Mansaw: For instance if you have a son or daughter that is taking care of mom or dad and maybe there is a history of verbal abuse, or some neglect or abandonment issues, and now that son or daughter is in this role of care giving, they are still dealing with the past, so for then to provide care for that loved one is very difficult.

Also, says Mansaw, there is an increasing number of caregivers from what has been called the sandwich generation, households where an adult child is taking care of one or both parents, and their own children.

Part of Mansaw’s job with the county is to get word out about services available to caregivers, including homemaker services, meals on wheels and respite care,

Mansaw: Sometimes people just need something like a wheelchair ramp, so we have a minor home repair program. Senior services has volunteers that will come out, they rake leaves, they mow the lawn.

Mansaw says, as with most things, the county's caregiver assistance programs have seen some cuts, but that there are services available on a sliding scale. Plus she says asking is free, and the most important thing is to seek out help before there is a crisis situation.

Phyllis Spade also believes in dealing with a situation before things get out of hand. And for her and her husband, that meant professional care.

Spade is 86 and lives in assisted living, where she has been for five years. Prior, Spade and her husband lived in a home together, but with her husband’s ailing health and a house to keep up, they were finding themselves overwhelmed.

Spade: And our daughters conspired and they said you have got to move to where you have some help.

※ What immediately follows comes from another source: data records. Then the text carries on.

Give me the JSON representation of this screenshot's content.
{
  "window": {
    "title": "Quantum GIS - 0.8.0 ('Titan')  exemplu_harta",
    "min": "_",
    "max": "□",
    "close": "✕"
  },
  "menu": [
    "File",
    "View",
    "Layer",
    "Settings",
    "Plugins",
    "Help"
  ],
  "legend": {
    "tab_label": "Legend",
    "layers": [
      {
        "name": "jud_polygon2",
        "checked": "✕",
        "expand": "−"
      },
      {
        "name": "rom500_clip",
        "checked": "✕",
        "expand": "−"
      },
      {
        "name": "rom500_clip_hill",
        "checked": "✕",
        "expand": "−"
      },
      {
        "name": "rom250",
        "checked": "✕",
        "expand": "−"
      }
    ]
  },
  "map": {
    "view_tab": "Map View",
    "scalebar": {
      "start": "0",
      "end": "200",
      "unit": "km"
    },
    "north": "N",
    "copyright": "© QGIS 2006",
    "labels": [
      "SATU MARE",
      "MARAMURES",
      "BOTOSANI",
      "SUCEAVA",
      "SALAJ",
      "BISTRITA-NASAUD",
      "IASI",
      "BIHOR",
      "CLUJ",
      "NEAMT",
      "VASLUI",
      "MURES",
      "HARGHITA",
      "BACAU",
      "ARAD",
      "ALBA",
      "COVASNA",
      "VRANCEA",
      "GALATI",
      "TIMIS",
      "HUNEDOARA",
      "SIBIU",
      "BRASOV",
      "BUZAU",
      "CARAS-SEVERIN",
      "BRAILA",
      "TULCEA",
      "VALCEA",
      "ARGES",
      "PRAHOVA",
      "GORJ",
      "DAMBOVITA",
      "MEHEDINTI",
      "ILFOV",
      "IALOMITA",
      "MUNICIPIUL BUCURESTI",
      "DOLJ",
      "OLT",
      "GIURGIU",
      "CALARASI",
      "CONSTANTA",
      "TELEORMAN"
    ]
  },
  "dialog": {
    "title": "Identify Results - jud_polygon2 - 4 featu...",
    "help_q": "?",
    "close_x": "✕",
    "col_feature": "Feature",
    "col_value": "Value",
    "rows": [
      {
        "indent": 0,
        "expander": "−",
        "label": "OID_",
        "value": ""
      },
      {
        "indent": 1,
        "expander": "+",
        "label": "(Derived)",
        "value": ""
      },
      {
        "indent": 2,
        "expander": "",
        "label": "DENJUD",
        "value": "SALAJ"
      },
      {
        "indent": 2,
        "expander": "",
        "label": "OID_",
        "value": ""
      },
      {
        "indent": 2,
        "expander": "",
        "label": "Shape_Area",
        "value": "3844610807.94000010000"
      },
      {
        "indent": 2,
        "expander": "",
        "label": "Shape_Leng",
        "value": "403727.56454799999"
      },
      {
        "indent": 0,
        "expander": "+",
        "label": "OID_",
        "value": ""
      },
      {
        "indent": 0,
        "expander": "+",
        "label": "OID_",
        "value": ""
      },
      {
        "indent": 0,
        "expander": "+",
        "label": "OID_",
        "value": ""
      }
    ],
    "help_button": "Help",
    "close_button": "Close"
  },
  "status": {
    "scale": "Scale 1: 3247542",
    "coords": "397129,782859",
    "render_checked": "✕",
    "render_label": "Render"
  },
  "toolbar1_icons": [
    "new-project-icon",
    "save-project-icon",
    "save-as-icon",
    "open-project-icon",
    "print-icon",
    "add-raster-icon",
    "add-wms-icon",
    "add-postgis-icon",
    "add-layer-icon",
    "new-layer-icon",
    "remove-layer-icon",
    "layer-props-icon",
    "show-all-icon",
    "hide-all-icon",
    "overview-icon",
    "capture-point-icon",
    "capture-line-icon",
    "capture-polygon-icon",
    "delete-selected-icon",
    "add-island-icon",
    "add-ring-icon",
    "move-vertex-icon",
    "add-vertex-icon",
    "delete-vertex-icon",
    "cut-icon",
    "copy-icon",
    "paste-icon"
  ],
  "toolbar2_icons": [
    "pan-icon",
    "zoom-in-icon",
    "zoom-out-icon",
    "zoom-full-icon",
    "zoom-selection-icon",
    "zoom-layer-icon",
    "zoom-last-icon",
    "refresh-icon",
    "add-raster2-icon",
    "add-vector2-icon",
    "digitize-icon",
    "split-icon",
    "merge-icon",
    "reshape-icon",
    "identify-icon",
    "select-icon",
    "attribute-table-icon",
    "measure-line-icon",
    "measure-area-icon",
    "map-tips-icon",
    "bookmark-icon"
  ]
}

You cannot continue to live here independently, and we resisted, especially my husband.

After extensive research the Spades and their daughters decided on Sedgwick Plaza retirement community.

Spade: We moved here in February, and it was late March and we had one of those big blizzards and my husband looked out of the window and he said to me, you know, we have pretty smart kids.

Spade’s husband passed away a year and a half after they moved to Sedgwick Plaza, but because they had made the move before things got dire, it made the situation easier on Phyllis.

As Dwayne Smith says, it is all in how you respond to the situation

Smith: You must eliminate why from your vocabulary, you must not ask, "Why is this happening to me?" because there is no good answer. So you have to hit it head on, you have to find pride in being able to do the job and have to think constantly of better ways to do it.

As the population ages more and more families will have to hit the care giving question head on, meaning more assisted living facilities, more nursing homes, and many adult children in their 60s and 70s with their own chronic conditions, caring for a parent over 90 years old.